Lmx1b is not involved in dI5 and dILB interneuron specification
Lmx1b is expressed not only in roof plate but also in other cellular populations of the spinal cord, including dI5 and dILB interneurons in both chick and mouse (Fig. 1E-G). To test whether Lmx1b is involved in specification and early differentiation of these neurons, we electroporated Lmx1b into stage 15 chick neural tubes, at the time of initiation of normal exogenous Lmx1b dI5 expression. To avoid the complications of any non-autonomous effects of ectopic Lmx1b-induced roof plate on dorsal interneuron cell fate, we limited our analysis to sections in which the expression of exogenous Lmx1b was restricted to intermediate regions of the neural tube (supplemental Fig. 3B, D, available at www.neurosci.org, and data not shown). Using LH2, Isl1, Lim1/2, Brn3a, and Lbx1 immunostaining, we found that Lmx1b overexpression neither induced nor repressed expression of any of these markers (supplemental Fig. 3A-D, available at www.jneurosci.org, and data not shown). dI5 and dILB cell fates were also assessed in Lmx1b targeted null mutant mice (Chen et al., 1998). Using an Lmx1b in situ probe that detected both wild-type and mutant transcripts, we found no difference between wild-type and Lmx1b-/- embryos in either the number or distribution of dorsal Lmx1b-positive cells at E11.5 or E12.5 (data not shown). Immunohistochemical analysis revealed that dI5 and dILB neurons (and flanking dI1-dI4 and dI6 interneurons) were normally specified in Lmx1b-/- embryos (supplemental Fig. 3E-H, available at www.jneurosci.org, and data not shown). Furthermore, there was no difference in the numbers of proliferating and apoptotic cells in dorsal and intermediate developing spinal cord of wild-type and Lmx1b-/- embryos at E10.5-E12.5. (data not shown). We conclude that Lmx1b has no role in the specification or early differentiation of dI5 and dILB interneurons.
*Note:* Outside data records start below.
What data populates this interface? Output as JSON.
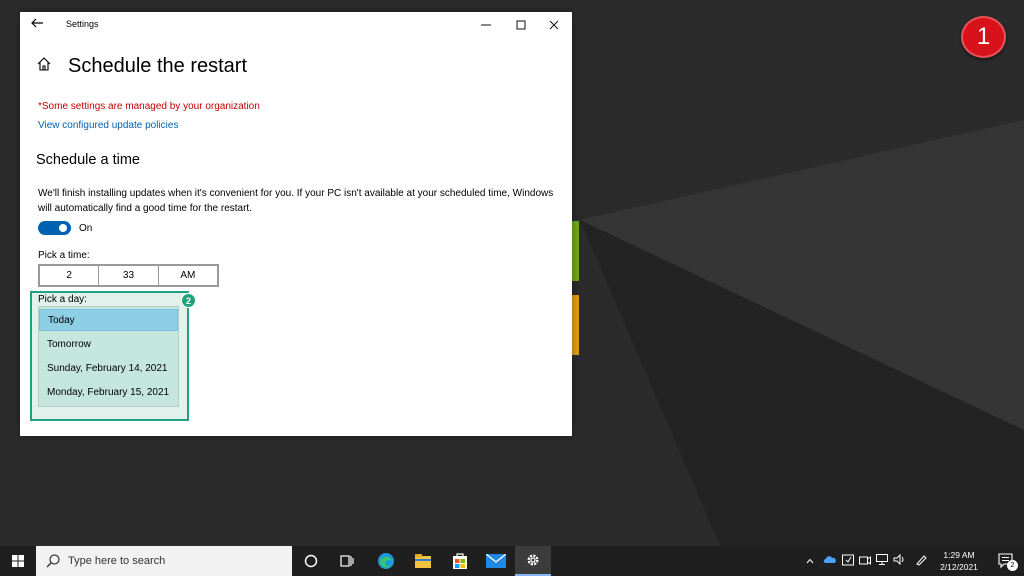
{
  "window": {
    "title": "Settings",
    "page_title": "Schedule the restart",
    "org_message": "*Some settings are managed by your organization",
    "policy_link": "View configured update policies",
    "section_title": "Schedule a time",
    "description": "We'll finish installing updates when it's convenient for you. If your PC isn't available at your scheduled time, Windows will automatically find a good time for the restart.",
    "toggle": {
      "state": "On",
      "on": true
    },
    "pick_time": {
      "label": "Pick a time:",
      "hour": "2",
      "minute": "33",
      "period": "AM"
    },
    "pick_day": {
      "label": "Pick a day:",
      "options": [
        "Today",
        "Tomorrow",
        "Sunday, February 14, 2021",
        "Monday, February 15, 2021"
      ],
      "selected": "Today"
    }
  },
  "annotations": {
    "step1": "1",
    "step2": "2"
  },
  "taskbar": {
    "search_placeholder": "Type here to search",
    "time": "1:29 AM",
    "date": "2/12/2021",
    "notification_count": "2",
    "pinned": [
      "task-view",
      "edge",
      "file-explorer",
      "store",
      "mail",
      "settings"
    ]
  },
  "colors": {
    "accent": "#0063b1",
    "warning": "#c50000",
    "highlight": "#1fa37a",
    "badge_red": "#d7121a"
  }
}
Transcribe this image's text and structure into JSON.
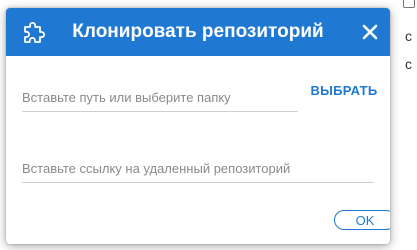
{
  "dialog": {
    "title": "Клонировать репозиторий",
    "header_icon": "puzzle-icon",
    "close_icon": "close-icon",
    "colors": {
      "header_bg": "#1f78d1",
      "accent": "#1f78d1"
    }
  },
  "fields": {
    "path": {
      "value": "",
      "placeholder": "Вставьте путь или выберите папку"
    },
    "url": {
      "value": "",
      "placeholder": "Вставьте ссылку на удаленный репозиторий"
    }
  },
  "buttons": {
    "choose_label": "ВЫБРАТЬ",
    "ok_label": "OK"
  },
  "background": {
    "letter_1": "с",
    "letter_2": "с"
  }
}
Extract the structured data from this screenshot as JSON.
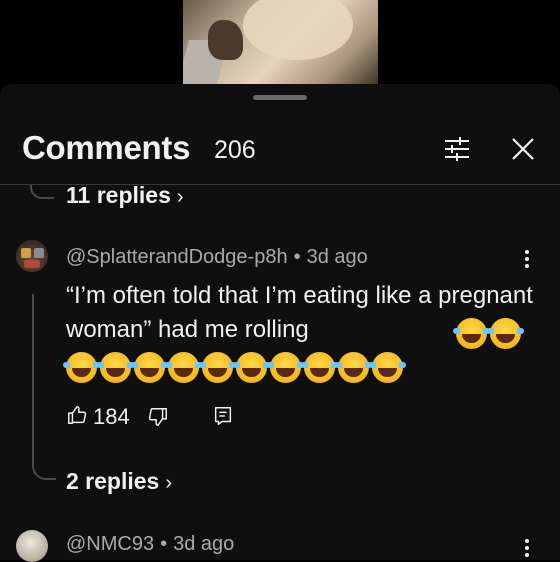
{
  "header": {
    "title": "Comments",
    "count": "206"
  },
  "thread_above": {
    "replies_label": "11 replies",
    "chevron": "›"
  },
  "comments": [
    {
      "author": "@SplatterandDodge-p8h",
      "time": "3d ago",
      "text": "“I’m often told that I’m eating like a pregnant woman” had me rolling",
      "emoji": "face-with-tears-of-joy",
      "emoji_total": 12,
      "likes": "184",
      "replies_label": "2 replies",
      "chevron": "›"
    },
    {
      "author": "@NMC93",
      "time": "3d ago"
    }
  ],
  "separator": "•",
  "icons": {
    "filter": "sliders-icon",
    "close": "close-icon",
    "like": "thumbs-up-icon",
    "dislike": "thumbs-down-icon",
    "reply": "reply-comment-icon",
    "more": "more-vert-icon"
  },
  "colors": {
    "background": "#0f0f0f",
    "text": "#f1f1f1",
    "secondary_text": "#aaaaaa",
    "emoji_yellow": "#f5b81e",
    "tear_blue": "#6fc5f5"
  }
}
Mash1, normally expressed in intermediate neural tube progenitors, can suppress roof plate-inducing activity of Lmx1b
Our data indicate that, because overexpression of Lmx1b in stage 10 naive intermediate neural plate explants induces roof plate and prevents expression of dI5 interneuron markers, roof plate induction is the primary role of Lmx1b in the early developing chick spinal cord. At later stages, however, dI5 and dILB interneurons express endogenous Lmx1b in both chick and mouse without acquiring roof plate properties. This suggests that, during normal development, the roof plate-inducing activity of Lmx1b must become suppressed in intermediate cells and limited to the dorsal midline. Evidence of repression is also provided by our electroporation of Lmx1b into chick stage 10 neural plates. In these experiments, ectopic Lmx1b-induced roof plate was always limited to the most dorsal region of the neural tube and was never observed in intermediate spinal cord (Fig. 2A, B and data not shown). One factor that may suppress the roof plate-inducing activity of Lmx1b is Mash1. Mash1 (and its chick homolog Cash1) initiates its expression in the intermediate neural tube shortly after neural tube closure (Gowan et al., 2001) (data not shown). It has been implicated in the development of several neuronal lineages and is expressed in both dI5 and dILB progenitors before initiation of Lmx1b expression in these differentiating neurons (Gross et al., 2002; Muller et al., 2002; Qian et al., 2002). To test whether Mash1 could suppress the roof plate-inducing activity of Lmx1b, we coelectroporated Mash1 and Lmx1b in caudal developing chick spinal cord just before neural tube closure at stage 10. In contrast to electroporation of Lmx1b alone, coelectroporation of Lmx1b with Mash1 failed to induce ectopic roof plate, as detected by MafB, Bmp4, or Gdf7 staining (Fig. 6 and data not shown). In addition, we observed an inhibition of endogenous roof plate formation when Mash1 alone was electroporated into chick stage 10 neural plates (Fig. 6C and data not shown). Together, these data indicate that Mash1 can suppress roof plate-inducing activity of Lmx1b when overexpressed in chick developing spinal cord.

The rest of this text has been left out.